Selon une note interne du Réseau national de défense des droits humains (RNDDH), au moins 45 personnes ont été tuées et 23 autres blessées lors de l’attaque attribuée à des hommes armés de la coalition criminelle « Viv Ansanm ». Plus d’une cinquantaine de personnes auraient également été enlevées et au moins 12 maisons incendiées. Le bilan demeure provisoire, précise l’organisation, en raison des difficultés d’accès aux zones affectées.
Ces chiffres sont glaçants. Mais derrière eux se trouvent des familles détruites, des enfants traumatisés, des personnes âgées assassinées, des maisons réduites en cendres et une population contrainte de fuir. Selon le RNDDH, au moins dix personnes qui avaient trouvé refuge dans l’église L’Arche de la nouvelle Alliance auraient été tuées. D’autres auraient été enlevées, parmi lesquelles des femmes et des enfants.
La question qui s’impose n’est donc pas seulement de savoir pourquoi les gangs ont attaqué Kenscoff. La question est aussi de savoir pourquoi une population déjà exposée à plusieurs offensives a pu être à nouveau abandonnée à elle-même.
Kenscoff n’était pourtant pas un territoire nouvellement confronté à la violence armée. Le RNDDH rappelle que la commune avait déjà subi un important assaut les 26 et 27 janvier 2025. L’organisation fait également état d’une offensive menée les 7 et 8 juillet 2026 dans la zone de Robin et plusieurs autres localités, au cours de laquelle au moins 60 personnes ont été tuées selon ses investigations. Des milliers d’habitants avaient alors été contraints de quitter leurs maisons.
Après de telles attaques, la menace n’était plus inconnue. Elle était documentée. Elle était visible. Elle avait déjà produit ses effets.
C’est précisément ce qui rend le drame du 23 au 24 août particulièrement préoccupant.
Il serait excessif d’affirmer, sans éléments précis sur le renseignement disponible et les décisions prises au plus haut niveau, que le massacre aurait nécessairement pu être empêché. Mais il est parfaitement légitime de demander si les autorités avaient pris toutes les mesures raisonnables pour réduire le risque d’une nouvelle offensive et protéger les civils.
Car selon les témoignages recueillis par le RNDDH, l’attaque aurait commencé vers 22 heures après le déplacement de groupes armés depuis plusieurs localités, notamment Viard, Godet et Furcy.
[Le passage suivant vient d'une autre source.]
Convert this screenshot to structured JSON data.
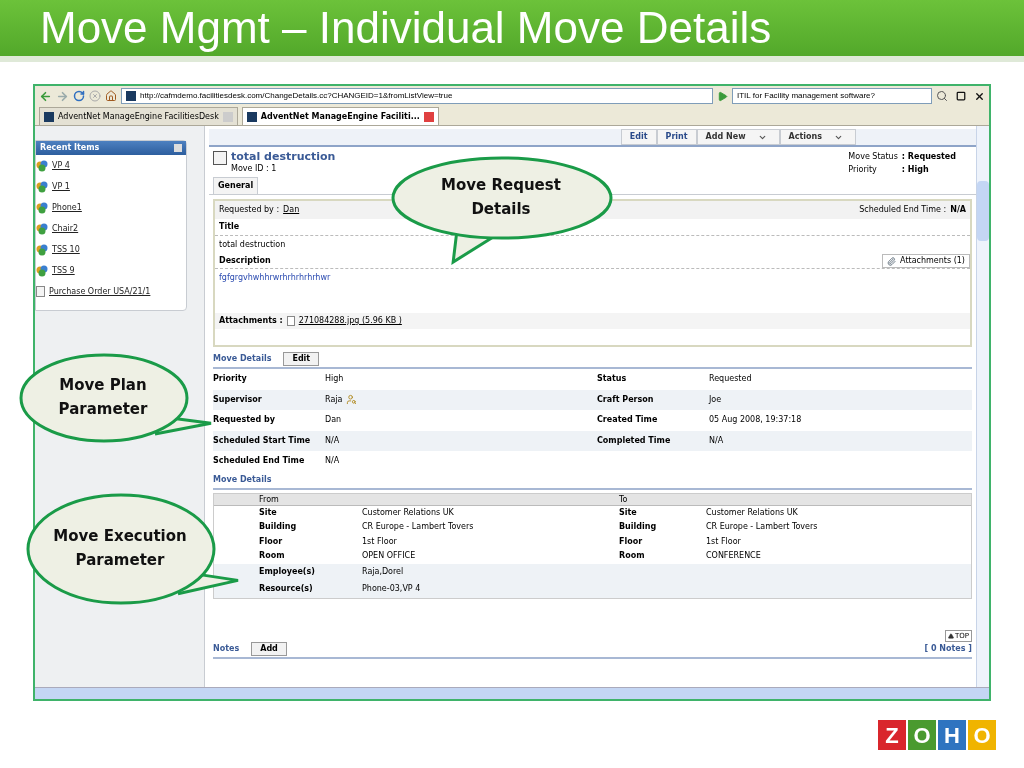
{
  "slide": {
    "title": "Move Mgmt – Individual Move Details"
  },
  "browser": {
    "url": "http://cafmdemo.facilitiesdesk.com/ChangeDetails.cc?CHANGEID=1&fromListView=true",
    "search": "ITIL for Facility management software?",
    "tabs": [
      {
        "label": "AdventNet ManageEngine FacilitiesDesk",
        "selected": false
      },
      {
        "label": "AdventNet ManageEngine Faciliti...",
        "selected": true
      }
    ]
  },
  "actions": [
    {
      "label": "Edit",
      "kind": "button"
    },
    {
      "label": "Print",
      "kind": "button"
    },
    {
      "label": "Add New",
      "kind": "menu"
    },
    {
      "label": "Actions",
      "kind": "menu"
    }
  ],
  "sidebar": {
    "title": "Recent Items",
    "items": [
      {
        "label": "VP 4",
        "kind": "asset"
      },
      {
        "label": "VP 1",
        "kind": "asset"
      },
      {
        "label": "Phone1",
        "kind": "asset"
      },
      {
        "label": "Chair2",
        "kind": "asset"
      },
      {
        "label": "TSS 10",
        "kind": "asset"
      },
      {
        "label": "TSS 9",
        "kind": "asset"
      },
      {
        "label": "Purchase Order USA/21/1",
        "kind": "order"
      }
    ]
  },
  "request": {
    "title": "total destruction",
    "move_id": "Move ID : 1",
    "status_label": "Move Status",
    "status": ": Requested",
    "priority_label": "Priority",
    "priority": ": High",
    "tab": "General",
    "requested_by_label": "Requested by :",
    "requested_by": "Dan",
    "scheduled_end_label": "Scheduled End Time :",
    "scheduled_end": "N/A",
    "title_label": "Title",
    "title_value": "total destruction",
    "description_label": "Description",
    "description": "fgfgrgvhwhhrwrhrhrhrhrhwr",
    "attachments_button": "Attachments (1)",
    "attachments_label": "Attachments :",
    "attachment": "271084288.jpg (5.96 KB )"
  },
  "plan": {
    "heading": "Move Details",
    "edit": "Edit",
    "rows": [
      {
        "label": "Priority",
        "value": "High",
        "kind": "text",
        "label2": "Status",
        "value2": "Requested"
      },
      {
        "label": "Supervisor",
        "value": "Raja",
        "kind": "person",
        "label2": "Craft Person",
        "value2": "Joe"
      },
      {
        "label": "Requested by",
        "value": "Dan",
        "kind": "text",
        "label2": "Created Time",
        "value2": "05 Aug 2008, 19:37:18"
      },
      {
        "label": "Scheduled Start Time",
        "value": "N/A",
        "kind": "text",
        "label2": "Completed Time",
        "value2": "N/A"
      },
      {
        "label": "Scheduled End Time",
        "value": "N/A",
        "kind": "text"
      }
    ]
  },
  "execution": {
    "heading": "Move Details",
    "from": "From",
    "to": "To",
    "rows": [
      {
        "label": "Site",
        "from": "Customer Relations UK",
        "label2": "Site",
        "to": "Customer Relations UK",
        "kind": "location"
      },
      {
        "label": "Building",
        "from": "CR Europe - Lambert Tovers",
        "label2": "Building",
        "to": "CR Europe - Lambert Tovers",
        "kind": "location"
      },
      {
        "label": "Floor",
        "from": "1st Floor",
        "label2": "Floor",
        "to": "1st Floor",
        "kind": "location"
      },
      {
        "label": "Room",
        "from": "OPEN OFFICE",
        "label2": "Room",
        "to": "CONFERENCE",
        "kind": "location"
      },
      {
        "label": "Employee(s)",
        "from": "Raja,Dorel",
        "kind": "assignment"
      },
      {
        "label": "Resource(s)",
        "from": "Phone-03,VP 4",
        "kind": "assignment"
      }
    ]
  },
  "notes": {
    "label": "Notes",
    "add": "Add",
    "top": "TOP",
    "count": "[ 0 Notes ]"
  },
  "callouts": [
    {
      "text": "Move Request Details",
      "kind": "down"
    },
    {
      "text": "Move Plan Parameter",
      "kind": "right"
    },
    {
      "text": "Move Execution Parameter",
      "kind": "right"
    }
  ],
  "logo": {
    "letters": [
      {
        "text": "Z",
        "color": "#d9262c"
      },
      {
        "text": "O",
        "color": "#4a9a2f"
      },
      {
        "text": "H",
        "color": "#2f74c0"
      },
      {
        "text": "O",
        "color": "#f0b400"
      }
    ]
  }
}
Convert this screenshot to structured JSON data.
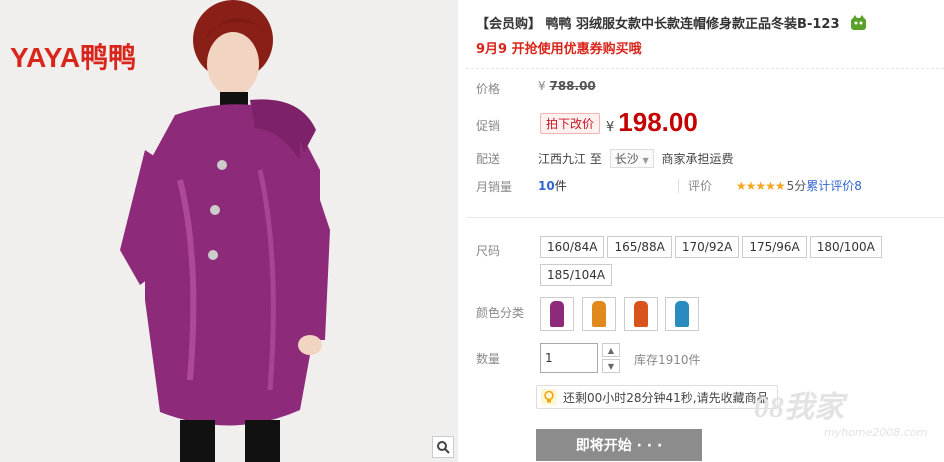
{
  "brand": {
    "logo_text": "YAYA鸭鸭"
  },
  "product": {
    "title": "【会员购】 鸭鸭 羽绒服女款中长款连帽修身款正品冬装B-123",
    "subtitle": "9月9 开抢使用优惠券购买哦"
  },
  "price": {
    "label": "价格",
    "currency": "¥",
    "original": "788.00",
    "promo_label": "促销",
    "promo_tag": "拍下改价",
    "promo_currency": "¥",
    "promo_value": "198.00"
  },
  "shipping": {
    "label": "配送",
    "origin": "江西九江",
    "to": "至",
    "destination": "长沙",
    "fee_note": "商家承担运费"
  },
  "sales": {
    "label": "月销量",
    "count": "10",
    "unit": "件",
    "rating_label": "评价",
    "stars": "★★★★★",
    "score_text": "5分",
    "review_text": "累计评价8"
  },
  "sizes": {
    "label": "尺码",
    "options": [
      "160/84A",
      "165/88A",
      "170/92A",
      "175/96A",
      "180/100A",
      "185/104A"
    ]
  },
  "colors": {
    "label": "颜色分类",
    "swatch_colors": [
      "#8e2a7a",
      "#e08a1e",
      "#d9531c",
      "#2a8bbf"
    ]
  },
  "quantity": {
    "label": "数量",
    "value": "1",
    "stock": "库存1910件"
  },
  "tip": {
    "text": "还剩00小时28分钟41秒,请先收藏商品"
  },
  "buy_button": {
    "label": "即将开始 · · ·"
  },
  "watermark": {
    "main": "08我家",
    "url": "myhome2008.com"
  },
  "colors_theme": {
    "accent": "#c40000",
    "link": "#3366cc",
    "button": "#8c8c8c"
  }
}
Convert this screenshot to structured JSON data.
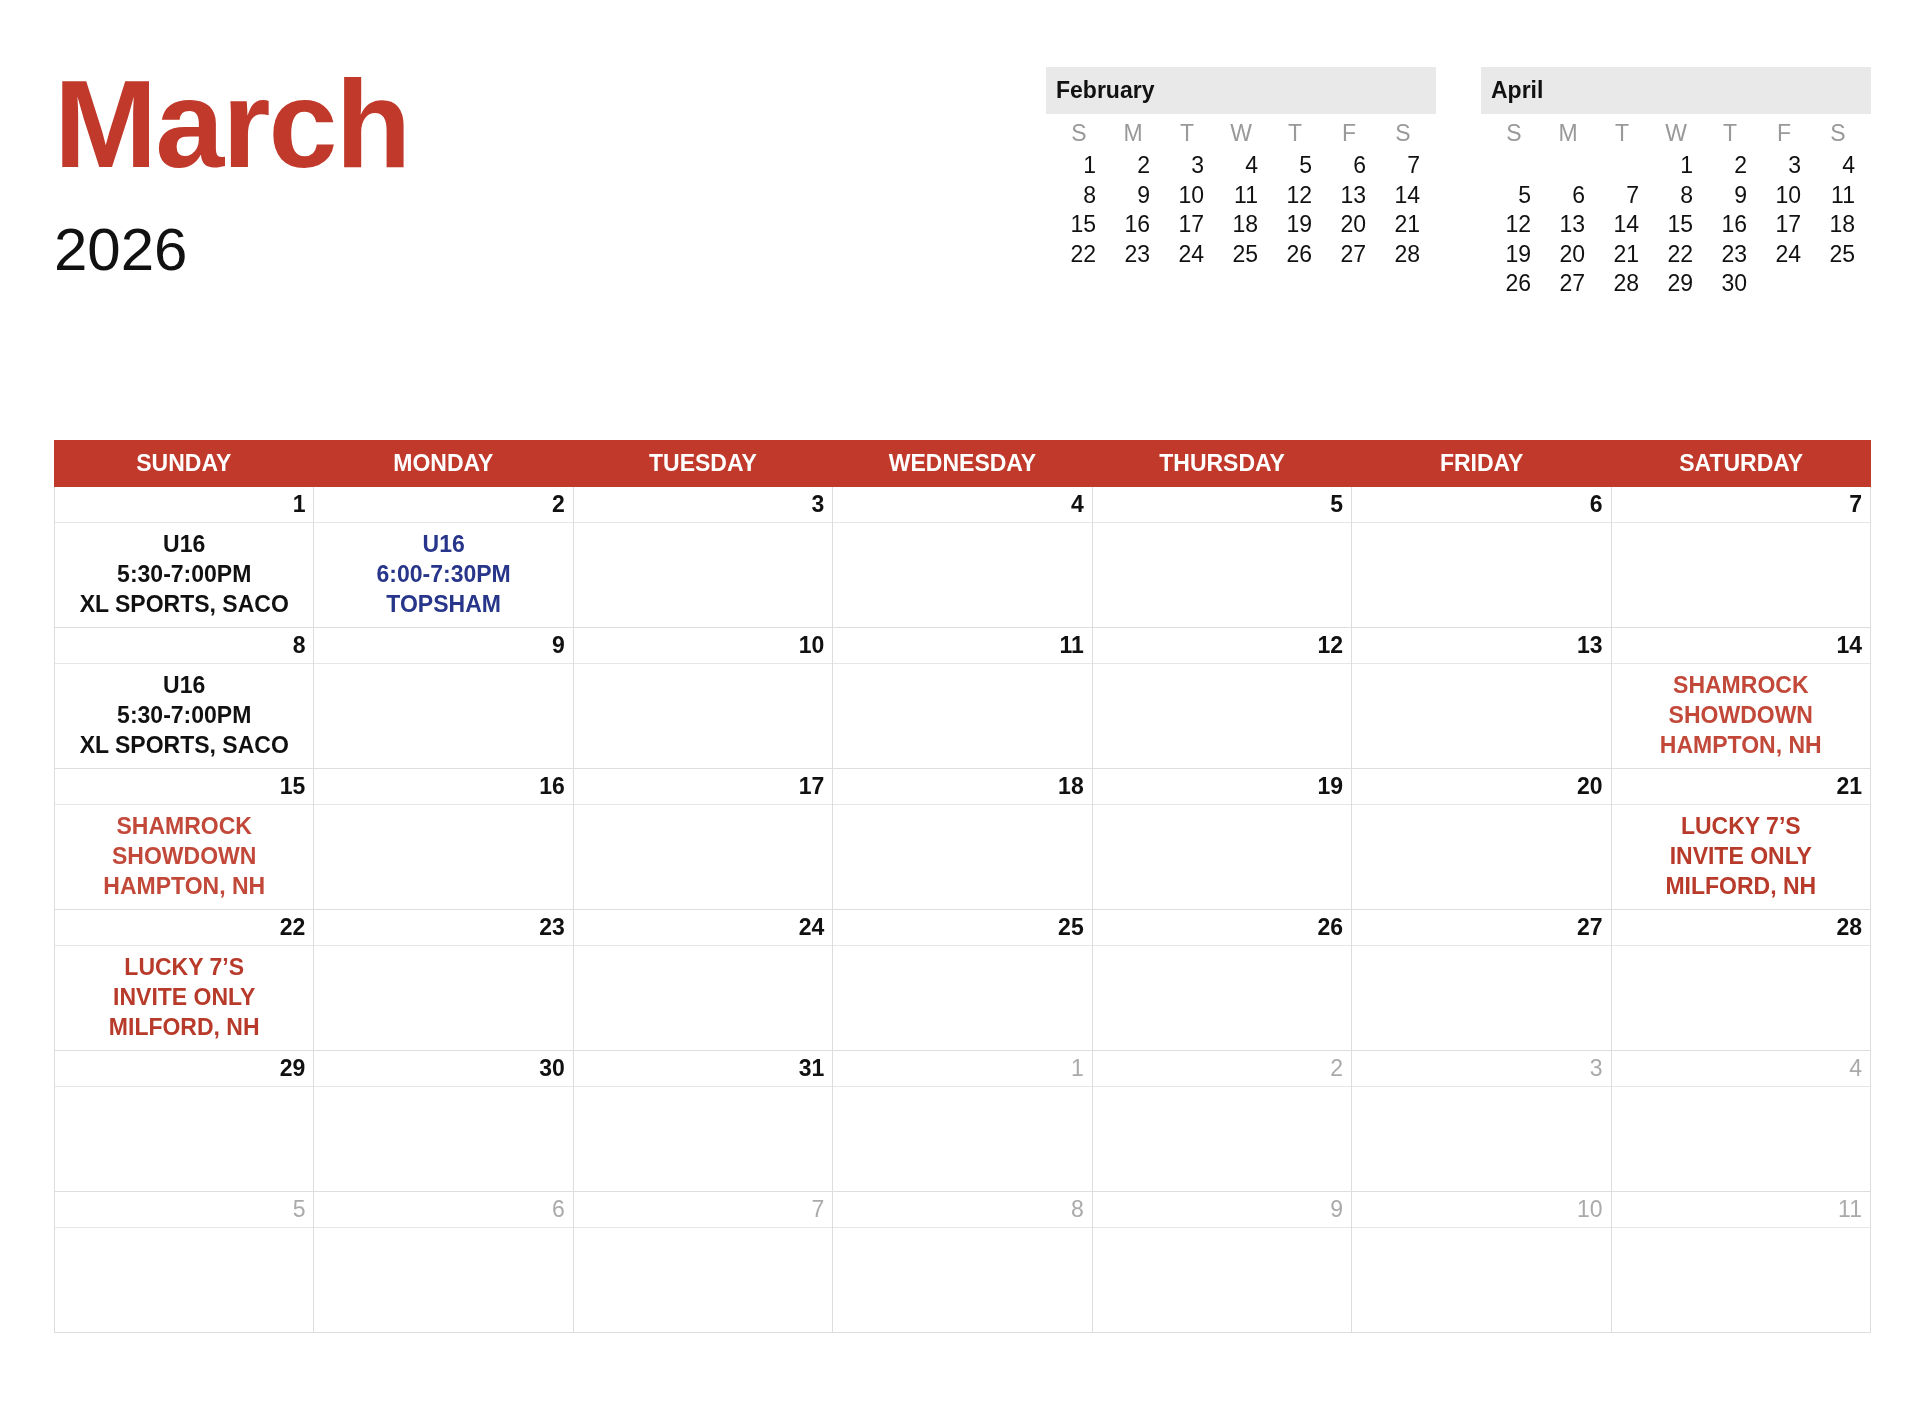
{
  "title": {
    "month": "March",
    "year": "2026"
  },
  "mini_calendars": [
    {
      "month": "February",
      "weekdays": [
        "S",
        "M",
        "T",
        "W",
        "T",
        "F",
        "S"
      ],
      "weeks": [
        [
          "1",
          "2",
          "3",
          "4",
          "5",
          "6",
          "7"
        ],
        [
          "8",
          "9",
          "10",
          "11",
          "12",
          "13",
          "14"
        ],
        [
          "15",
          "16",
          "17",
          "18",
          "19",
          "20",
          "21"
        ],
        [
          "22",
          "23",
          "24",
          "25",
          "26",
          "27",
          "28"
        ]
      ]
    },
    {
      "month": "April",
      "weekdays": [
        "S",
        "M",
        "T",
        "W",
        "T",
        "F",
        "S"
      ],
      "weeks": [
        [
          "1",
          "2",
          "3",
          "4"
        ],
        [
          "5",
          "6",
          "7",
          "8",
          "9",
          "10",
          "11"
        ],
        [
          "12",
          "13",
          "14",
          "15",
          "16",
          "17",
          "18"
        ],
        [
          "19",
          "20",
          "21",
          "22",
          "23",
          "24",
          "25"
        ],
        [
          "26",
          "27",
          "28",
          "29",
          "30"
        ]
      ]
    }
  ],
  "calendar": {
    "weekdays": [
      "SUNDAY",
      "MONDAY",
      "TUESDAY",
      "WEDNESDAY",
      "THURSDAY",
      "FRIDAY",
      "SATURDAY"
    ],
    "weeks": [
      [
        {
          "day": "1",
          "other_month": false,
          "events": [
            {
              "lines": [
                "U16",
                "5:30-7:00PM",
                "XL SPORTS, SACO"
              ],
              "color": "#111111"
            }
          ]
        },
        {
          "day": "2",
          "other_month": false,
          "events": [
            {
              "lines": [
                "U16",
                "6:00-7:30PM",
                "TOPSHAM"
              ],
              "color": "#27358a"
            }
          ]
        },
        {
          "day": "3",
          "other_month": false
        },
        {
          "day": "4",
          "other_month": false
        },
        {
          "day": "5",
          "other_month": false
        },
        {
          "day": "6",
          "other_month": false
        },
        {
          "day": "7",
          "other_month": false
        }
      ],
      [
        {
          "day": "8",
          "other_month": false,
          "events": [
            {
              "lines": [
                "U16",
                "5:30-7:00PM",
                "XL SPORTS, SACO"
              ],
              "color": "#111111"
            }
          ]
        },
        {
          "day": "9",
          "other_month": false
        },
        {
          "day": "10",
          "other_month": false
        },
        {
          "day": "11",
          "other_month": false
        },
        {
          "day": "12",
          "other_month": false
        },
        {
          "day": "13",
          "other_month": false
        },
        {
          "day": "14",
          "other_month": false,
          "events": [
            {
              "lines": [
                "SHAMROCK",
                "SHOWDOWN",
                "HAMPTON, NH"
              ],
              "color": "#c2493a"
            }
          ]
        }
      ],
      [
        {
          "day": "15",
          "other_month": false,
          "events": [
            {
              "lines": [
                "SHAMROCK",
                "SHOWDOWN",
                "HAMPTON, NH"
              ],
              "color": "#c2493a"
            }
          ]
        },
        {
          "day": "16",
          "other_month": false
        },
        {
          "day": "17",
          "other_month": false
        },
        {
          "day": "18",
          "other_month": false
        },
        {
          "day": "19",
          "other_month": false
        },
        {
          "day": "20",
          "other_month": false
        },
        {
          "day": "21",
          "other_month": false,
          "events": [
            {
              "lines": [
                "LUCKY 7’S",
                "INVITE ONLY",
                "MILFORD, NH"
              ],
              "color": "#b83a2a"
            }
          ]
        }
      ],
      [
        {
          "day": "22",
          "other_month": false,
          "events": [
            {
              "lines": [
                "LUCKY 7’S",
                "INVITE ONLY",
                "MILFORD, NH"
              ],
              "color": "#b83a2a"
            }
          ]
        },
        {
          "day": "23",
          "other_month": false
        },
        {
          "day": "24",
          "other_month": false
        },
        {
          "day": "25",
          "other_month": false
        },
        {
          "day": "26",
          "other_month": false
        },
        {
          "day": "27",
          "other_month": false
        },
        {
          "day": "28",
          "other_month": false
        }
      ],
      [
        {
          "day": "29",
          "other_month": false
        },
        {
          "day": "30",
          "other_month": false
        },
        {
          "day": "31",
          "other_month": false
        },
        {
          "day": "1",
          "other_month": true
        },
        {
          "day": "2",
          "other_month": true
        },
        {
          "day": "3",
          "other_month": true
        },
        {
          "day": "4",
          "other_month": true
        }
      ],
      [
        {
          "day": "5",
          "other_month": true
        },
        {
          "day": "6",
          "other_month": true
        },
        {
          "day": "7",
          "other_month": true
        },
        {
          "day": "8",
          "other_month": true
        },
        {
          "day": "9",
          "other_month": true
        },
        {
          "day": "10",
          "other_month": true
        },
        {
          "day": "11",
          "other_month": true
        }
      ]
    ]
  }
}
Des tirs auraient été signalés à Boucan et Madeleine et certains projectiles auraient atteint Fermathe 52.
Autrement dit, l’attaque n’aurait pas été le résultat d’un événement instantané et imprévisible. Des groupes armés auraient convergé pendant plusieurs heures vers le centre-ville.
Dans ces conditions, une question fondamentale se pose : qu’a fait l’État pour anticiper cette offensive ?
Cette question concerne le renseignement, la surveillance des mouvements des groupes armés, la coordination entre la Police nationale d’Haïti et les autorités locales, la disponibilité des unités d’intervention, les moyens blindés, les systèmes de communication et, surtout, la protection préventive de la population civile. Elle concerne également la chaîne de commandement.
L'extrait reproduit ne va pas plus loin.